On Thanksgiving Day, I have a feeling we’re going to do the same thing we do every year. Get together with family, eat that delicious spread of Thanksgiving dinner and carry on into the night until all go home, or pass out on the couch.
After the last few weeks of classes, a relaxing evening is in order. The last thing that appeals to me is more stress. For the folks that eat all day, and then force themselves through two miserable hours of sleep before the alarm sounds to get up and haul out into the cold, busy-body filled stores and shopping malls.
Not to sound like a broken record, but I can’t seem to understand why people pile into their cars, trucks and vans at all hours of the night to buy a television or foot massager that they simply don’t need, won’t use, or already have two of. This means of continuing the promotion of consumerism is doing more harm than good.
Think about it; some people work and work for wages that, in some cases, barely make their electric bill, and then the same people march into the night, hypnotized by the big, pretty signs that glow in the night screaming, “SALES, SALES.” They are in turn forced to buy products, gifts and cheap trinkets that serve them limited purpose.
As a college students, paying for school, including books and supplies, seems like a far more important investment to me than wasting it on an expensive computer, camera or what have you, that’s programmed with a planned-obsolescence. In no way can I rationalize compromising my money that’s for school, or food for that matter, to go out and buy stuff that I’m told I need, because it’s the ‘best’ and it will make me into something I lack.
Sure, buying an oversized television or computer for hundreds of dollars less than normally priced could be seen as a steal, but at what cost do we buy into these material products that are meant to glorify our lives in a superficial and surreal way?
In some cases, materials used in various technologies can be hazardous to people, like cadmium, and the production and distribution play a large role in the furthering degradation of our environment.

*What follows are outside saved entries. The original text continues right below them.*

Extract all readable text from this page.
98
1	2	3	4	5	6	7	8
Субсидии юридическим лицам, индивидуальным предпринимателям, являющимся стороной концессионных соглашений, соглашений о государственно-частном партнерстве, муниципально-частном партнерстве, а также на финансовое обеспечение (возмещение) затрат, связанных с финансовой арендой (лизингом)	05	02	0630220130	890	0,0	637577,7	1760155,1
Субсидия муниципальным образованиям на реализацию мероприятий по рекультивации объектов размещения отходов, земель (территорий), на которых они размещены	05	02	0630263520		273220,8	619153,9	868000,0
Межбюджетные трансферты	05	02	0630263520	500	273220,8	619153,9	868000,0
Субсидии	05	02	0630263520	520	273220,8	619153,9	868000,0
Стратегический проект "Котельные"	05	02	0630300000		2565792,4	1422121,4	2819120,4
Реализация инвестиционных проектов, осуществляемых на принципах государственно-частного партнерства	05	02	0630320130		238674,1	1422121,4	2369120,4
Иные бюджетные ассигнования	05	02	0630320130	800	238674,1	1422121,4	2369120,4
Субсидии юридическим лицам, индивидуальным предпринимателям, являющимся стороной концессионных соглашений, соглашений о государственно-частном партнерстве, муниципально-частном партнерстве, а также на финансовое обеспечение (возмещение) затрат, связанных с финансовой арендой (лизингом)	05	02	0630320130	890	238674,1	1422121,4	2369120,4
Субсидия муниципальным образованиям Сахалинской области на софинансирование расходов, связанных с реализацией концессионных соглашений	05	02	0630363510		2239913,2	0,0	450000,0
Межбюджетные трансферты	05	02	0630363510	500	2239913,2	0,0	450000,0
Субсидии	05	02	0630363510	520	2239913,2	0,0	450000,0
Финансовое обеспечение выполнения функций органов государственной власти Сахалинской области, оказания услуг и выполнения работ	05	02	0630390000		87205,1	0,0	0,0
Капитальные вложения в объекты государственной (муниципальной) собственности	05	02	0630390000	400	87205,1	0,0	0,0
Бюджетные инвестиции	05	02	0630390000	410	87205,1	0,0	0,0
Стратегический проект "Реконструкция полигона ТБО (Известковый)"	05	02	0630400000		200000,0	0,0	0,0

With each year growing more and more around the idea that family time branches into the night and around the shopping malls, I can’t help but ask how did it get to be this way? Why are people so amped to wait outside of a box store’s door in temperatures well below zero to wait shivering for something they simply don’t need?
Not only does it depreciate the togetherness and gathering of family—since you’re actually surrounding yourself and competing with strangers to get the best deals—but it’s turning a holiday that is about giving thanks and being appreciative for what you have into pro-consumerism, take-all, leave-none sort of nightmare.
So, to those that are heading out into the cold night after Thanksgiving Day, I tip my hat to you and turn the other way.